Know your medicines – get it right!

by | December 21, 2011

Local survey indicates seniors not using medicines correctly. Here’s what you need to know.

BY: Asst Prof Christine Teng

A survey conducted by the Pharmaceutical Society of Singapore showed that about seven in 10 patients aged 50 and above do not use medicines correctly. The top three medicated-related problems encountered are – not using the medication strictly as prescribed, not knowing about the medication they are using, and showing side effects towards the medication.

Medication plays an important part of managing our health. When you fall sick, your doctor may give you many medications to bring home and manage on your own. If you don’t take your medicines as instructed, they may not work as well or they may even harm your health.

Used appropriately, medications save lives, decrease or cure diseases and improve quality of life. Persons given medications should know important information about the medications prescribed and follow instructions on proper medication use in order to obtain maximum benefits from medications prescribed.


At the doctor’s office

Here are some questions you should be asking your doctor about your medicines. Ask questions and if you need to, write the answers down:

  1. What is the name of the medicine and why am I using it?
  2. What medical condition does this medicine treat?
  3. What time(s) of the day should I take this medicine? How much medicine should I take? Should I take it before or after food?
  4. What should I do if I miss a dose?
  5. How long will it take for this medicine to work? When should I stop using it?
  6. Are there any side effects I should know about? What should I do if I get a side effect?
  7. Can I safely mix this medicine with other remedies, vitamins, and over-the-counter medicines I am taking?
  8. What kind of food, drink or activities should I avoid while on this medicine?

If you have any questions or concerns about your medicines, be sure to ask you doctor or pharmacist for advice. And remember, to get the most out of your medications, it is important to “Know your medicines, (and) get it right!”

** Christine Teng is the president of the Pharmaceutical Society of Singapore. She is an assistant professor at the National University of Singapore and the principal pharmacist (clinical) at Tan Tock Seng Hospital.


SIDEBOX: It is your turn

Now that you have your medicines, it is up to you to take them safely. Here are some tips from the National Institute on Aging in the US that can help:

  • Make a list of all the medicines you take, including over-the-counter products and vitamins and be sure to show your doctor or pharmacist as they will know if there are any drug-condition interactions. For example, if you have high blood pressure or asthma, you could have an unwanted reaction if you take a nasal decongestant.
  • Keep one copy in your medicine cabinet and one in your wallet or handbag.

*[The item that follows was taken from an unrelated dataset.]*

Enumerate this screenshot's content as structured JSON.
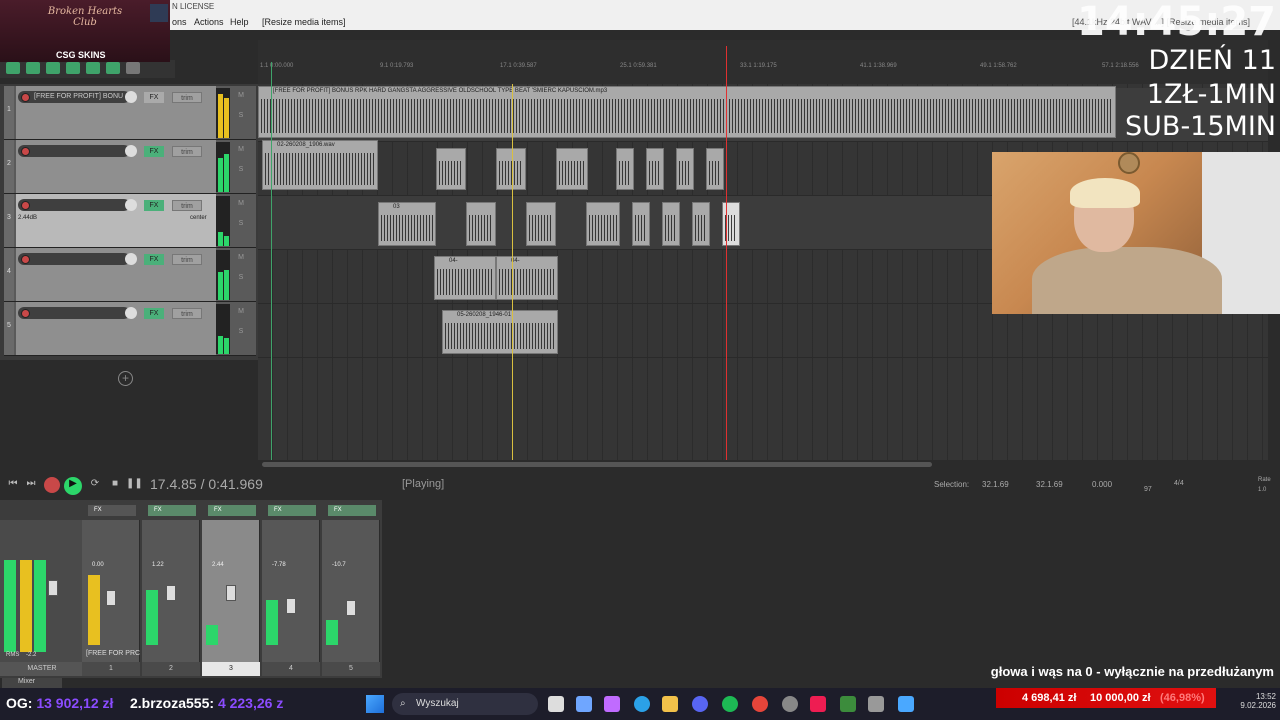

The list should include: The name of each medicine, doctor who prescribed it, reason it was prescribed, amount you take, and time(s) you take it.
  • Read and save in one place all written information that comes with the medicine.
  • Take your medicine in the exact amount and at the time your doctor prescribes.
  • Call your doctor right away if you have any problems with your medicine or if you are worried that it might be doing more harm than good. Your doctor may be able to change your prescription to a different one that will work better for you.
  • Use a memory aid to take your medicines on time. Some people use meals or bedtime as reminders to take their medicine. Other people use charts, calendars and weekly pillboxes. Find a system that works for you.
  • Do not skip doses of medication or take half doses to save money. Talk with your doctor or pharmacist if you can’t afford the prescribed medicine. There may be less costly choices to help with the cost of certain drugs.
  • Avoid mixing alcohol and medicine. Some medicines may not work correctly or may make you sick if taken with alcohol.
  • Take your medicine until it’s finished or until your doctor says it’s okay to stop.
  • Don’t take medicines prescribed for another person or give yours to someone else.
  • Don’t take medicines in the dark. To avoid making a mistake, turn your light on before reaching for your pills.
  • Check the expiration dates on your medicine bottles. Your pharmacist can probably tell you how to safely get rid of medicines you no longer need or that are out-of-date. The pharmacist might be able to dispose them for you.
  • Make sure you store all medicines and supplements out of sight and out of reach of children. And don’t take your medicines in front of young children. They might try to copy you.